Hundreds of Patagonia
cruises pass through the ports of Punta Arenas and Ushuaia every year. Not so long
ago, though, only merchant shipping and local vessels sailed the Strait of Magellan
and the Beagle Channel
where, today, picturesque hulks still lie along the shoreline. For the most
part, they’re not along the Cape
Horn cruise route between Punta Arenas and Ushuaia, but they’re easy to see
on overland excursions.
The most striking site is Estancia San Gregorio,
on the Strait of Magellan about 125 km north of Punta Arenas, where the faded
but imposing buildings of a sheep station line both sides of a smoothly paved
highway (it’s a worthwhile detour for travelers, especially photographers,
bound for Puerto Natales
and Torres
del Paine). Along the beach, a short walk from the road, the Ambassador (pictured below) is
a British clipper (launched in 1869) whose weathering wooden hull and rusting
iron skeleton once hauled tea from China to England.
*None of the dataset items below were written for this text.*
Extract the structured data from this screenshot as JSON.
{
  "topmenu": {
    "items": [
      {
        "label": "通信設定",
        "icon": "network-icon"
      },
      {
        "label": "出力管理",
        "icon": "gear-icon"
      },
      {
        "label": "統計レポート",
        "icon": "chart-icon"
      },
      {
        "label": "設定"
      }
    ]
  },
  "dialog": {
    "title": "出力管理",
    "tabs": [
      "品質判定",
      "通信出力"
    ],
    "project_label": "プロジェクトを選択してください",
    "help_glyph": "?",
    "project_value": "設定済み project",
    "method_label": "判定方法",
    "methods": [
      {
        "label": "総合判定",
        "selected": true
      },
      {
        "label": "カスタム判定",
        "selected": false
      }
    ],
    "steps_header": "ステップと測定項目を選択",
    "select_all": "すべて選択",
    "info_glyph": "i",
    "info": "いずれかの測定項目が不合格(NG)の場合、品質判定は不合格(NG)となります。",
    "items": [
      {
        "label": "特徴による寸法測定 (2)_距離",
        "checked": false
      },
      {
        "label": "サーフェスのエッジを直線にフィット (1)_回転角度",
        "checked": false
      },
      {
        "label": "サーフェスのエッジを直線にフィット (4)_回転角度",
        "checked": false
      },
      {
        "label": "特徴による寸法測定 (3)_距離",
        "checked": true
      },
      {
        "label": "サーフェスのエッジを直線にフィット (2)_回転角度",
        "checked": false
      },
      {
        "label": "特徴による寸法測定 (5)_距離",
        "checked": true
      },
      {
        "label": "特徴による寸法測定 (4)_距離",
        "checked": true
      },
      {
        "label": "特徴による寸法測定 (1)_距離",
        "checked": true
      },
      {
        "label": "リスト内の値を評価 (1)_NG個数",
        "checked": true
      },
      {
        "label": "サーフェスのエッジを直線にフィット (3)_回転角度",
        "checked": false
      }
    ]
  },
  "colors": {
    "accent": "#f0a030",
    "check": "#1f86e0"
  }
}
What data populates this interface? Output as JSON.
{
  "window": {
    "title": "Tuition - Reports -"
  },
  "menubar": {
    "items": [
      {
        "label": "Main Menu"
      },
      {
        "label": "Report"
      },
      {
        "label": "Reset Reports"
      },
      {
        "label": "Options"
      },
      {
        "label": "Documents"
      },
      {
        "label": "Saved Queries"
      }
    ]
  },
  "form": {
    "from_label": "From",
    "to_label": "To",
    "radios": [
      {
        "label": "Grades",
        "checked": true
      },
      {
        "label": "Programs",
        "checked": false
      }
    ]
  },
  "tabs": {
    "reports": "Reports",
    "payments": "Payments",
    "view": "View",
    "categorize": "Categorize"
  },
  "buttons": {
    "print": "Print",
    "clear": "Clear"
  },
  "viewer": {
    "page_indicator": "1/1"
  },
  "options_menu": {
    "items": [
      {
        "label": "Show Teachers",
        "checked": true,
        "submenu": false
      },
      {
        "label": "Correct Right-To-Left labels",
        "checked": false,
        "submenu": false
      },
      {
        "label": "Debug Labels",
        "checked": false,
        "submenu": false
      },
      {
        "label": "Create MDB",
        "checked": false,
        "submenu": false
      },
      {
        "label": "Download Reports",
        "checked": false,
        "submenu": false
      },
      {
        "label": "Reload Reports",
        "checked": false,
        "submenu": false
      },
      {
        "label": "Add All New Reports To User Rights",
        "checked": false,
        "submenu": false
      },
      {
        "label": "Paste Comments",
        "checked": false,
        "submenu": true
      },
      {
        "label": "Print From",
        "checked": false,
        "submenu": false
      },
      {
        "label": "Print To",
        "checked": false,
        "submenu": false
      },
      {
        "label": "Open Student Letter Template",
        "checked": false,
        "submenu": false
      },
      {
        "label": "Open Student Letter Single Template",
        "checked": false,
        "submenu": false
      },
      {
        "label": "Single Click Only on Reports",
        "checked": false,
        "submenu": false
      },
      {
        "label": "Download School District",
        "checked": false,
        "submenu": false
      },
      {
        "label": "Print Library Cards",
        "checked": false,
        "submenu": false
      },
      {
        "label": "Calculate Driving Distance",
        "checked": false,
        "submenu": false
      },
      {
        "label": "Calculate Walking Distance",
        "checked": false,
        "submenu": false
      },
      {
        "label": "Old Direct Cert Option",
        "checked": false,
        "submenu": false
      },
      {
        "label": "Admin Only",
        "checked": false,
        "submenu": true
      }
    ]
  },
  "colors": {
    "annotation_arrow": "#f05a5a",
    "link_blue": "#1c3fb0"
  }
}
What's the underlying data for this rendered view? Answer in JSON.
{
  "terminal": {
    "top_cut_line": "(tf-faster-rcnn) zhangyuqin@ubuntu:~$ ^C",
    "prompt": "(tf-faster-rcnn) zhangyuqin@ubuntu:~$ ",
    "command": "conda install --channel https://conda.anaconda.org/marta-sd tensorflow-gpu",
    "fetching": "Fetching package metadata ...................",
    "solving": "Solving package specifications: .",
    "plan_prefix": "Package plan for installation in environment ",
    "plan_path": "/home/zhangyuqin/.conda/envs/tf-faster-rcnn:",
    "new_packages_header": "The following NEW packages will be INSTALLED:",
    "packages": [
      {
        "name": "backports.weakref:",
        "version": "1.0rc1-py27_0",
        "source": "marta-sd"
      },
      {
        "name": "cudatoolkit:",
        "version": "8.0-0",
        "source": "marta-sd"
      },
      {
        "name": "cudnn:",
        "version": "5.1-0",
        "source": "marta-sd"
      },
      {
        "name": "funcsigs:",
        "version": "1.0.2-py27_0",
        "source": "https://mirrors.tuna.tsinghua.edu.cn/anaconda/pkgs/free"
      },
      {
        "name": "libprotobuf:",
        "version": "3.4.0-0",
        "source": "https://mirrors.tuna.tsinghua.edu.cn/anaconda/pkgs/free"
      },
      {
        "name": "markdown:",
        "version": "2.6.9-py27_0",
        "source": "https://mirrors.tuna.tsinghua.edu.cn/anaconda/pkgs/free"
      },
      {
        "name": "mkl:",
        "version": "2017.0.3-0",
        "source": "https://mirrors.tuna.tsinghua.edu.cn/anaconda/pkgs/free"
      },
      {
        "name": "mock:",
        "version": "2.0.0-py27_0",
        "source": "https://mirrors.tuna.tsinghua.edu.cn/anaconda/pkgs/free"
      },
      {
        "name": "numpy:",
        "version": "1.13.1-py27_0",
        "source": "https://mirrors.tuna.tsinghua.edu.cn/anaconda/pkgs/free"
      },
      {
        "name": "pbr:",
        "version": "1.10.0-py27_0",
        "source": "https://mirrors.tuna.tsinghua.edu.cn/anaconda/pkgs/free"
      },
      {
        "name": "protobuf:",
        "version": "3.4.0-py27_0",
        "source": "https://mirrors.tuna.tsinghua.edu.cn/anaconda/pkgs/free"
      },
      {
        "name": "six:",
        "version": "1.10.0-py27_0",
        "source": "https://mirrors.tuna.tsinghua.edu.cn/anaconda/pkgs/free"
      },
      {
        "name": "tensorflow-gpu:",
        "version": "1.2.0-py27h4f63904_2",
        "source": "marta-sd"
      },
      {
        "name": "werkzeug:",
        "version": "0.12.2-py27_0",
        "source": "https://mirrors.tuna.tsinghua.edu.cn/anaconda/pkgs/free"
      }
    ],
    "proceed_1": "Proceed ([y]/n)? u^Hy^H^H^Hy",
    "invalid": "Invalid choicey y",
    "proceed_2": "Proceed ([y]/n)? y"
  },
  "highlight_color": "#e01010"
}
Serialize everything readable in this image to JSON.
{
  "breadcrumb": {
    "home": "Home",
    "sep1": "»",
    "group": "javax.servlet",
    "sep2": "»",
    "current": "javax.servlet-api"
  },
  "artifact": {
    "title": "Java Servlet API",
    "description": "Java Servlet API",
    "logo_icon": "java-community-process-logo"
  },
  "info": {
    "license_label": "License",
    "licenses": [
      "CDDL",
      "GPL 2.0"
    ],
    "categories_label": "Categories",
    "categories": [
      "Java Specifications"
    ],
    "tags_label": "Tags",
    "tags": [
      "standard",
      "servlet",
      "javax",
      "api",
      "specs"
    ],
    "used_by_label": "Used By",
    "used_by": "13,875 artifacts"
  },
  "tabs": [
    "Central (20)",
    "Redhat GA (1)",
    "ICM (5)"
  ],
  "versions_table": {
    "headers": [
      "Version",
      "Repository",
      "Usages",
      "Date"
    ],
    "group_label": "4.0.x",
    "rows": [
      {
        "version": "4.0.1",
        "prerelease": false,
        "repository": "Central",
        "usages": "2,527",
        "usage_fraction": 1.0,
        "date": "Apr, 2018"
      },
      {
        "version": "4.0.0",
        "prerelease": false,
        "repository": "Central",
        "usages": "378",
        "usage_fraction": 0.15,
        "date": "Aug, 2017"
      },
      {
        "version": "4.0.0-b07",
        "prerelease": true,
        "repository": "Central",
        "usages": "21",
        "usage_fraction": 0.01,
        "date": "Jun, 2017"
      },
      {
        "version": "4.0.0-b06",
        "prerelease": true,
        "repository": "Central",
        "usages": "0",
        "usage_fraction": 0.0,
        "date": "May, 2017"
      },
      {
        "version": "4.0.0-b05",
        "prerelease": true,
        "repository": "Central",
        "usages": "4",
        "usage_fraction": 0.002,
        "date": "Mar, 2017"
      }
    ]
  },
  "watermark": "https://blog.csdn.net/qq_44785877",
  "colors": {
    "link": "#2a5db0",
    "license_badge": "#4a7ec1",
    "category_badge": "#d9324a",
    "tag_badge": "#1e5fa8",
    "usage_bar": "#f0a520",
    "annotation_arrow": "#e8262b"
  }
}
It’s withstood more than a
century of Patagonian winters and, in 1973, Chile declared it a national
historical monument.
Almost alongside the Ambassador,
another national historical monument also built in Britain, the Amadeo (pictured below) was a local steamer that operated from the 1890s until 1932 before being
grounded here. Visitors can explore the wreckage of both vessels, but be
careful when doing so – they’re not likely to collapse, but slipping and
falling could have serious consequences.
At the Argentine end of the itinerary, it’s even easier to
see a historic shipwreck - but not so easy to reach it. In downtown Ushuaia, offshore
near the Club Naútico but not accessible on foot, the Maine-built rescue tug St. Christopher (pictured below) was originally a US Navy
vessel that became the Royal Navy’s HMS Justice and
may have served during the D-Day invasion of Normandy in 1944. Purchased by an
Argentine company after the war, she served in salvage operations along the
Beagle Channel before being scuttled in the mid-1950s.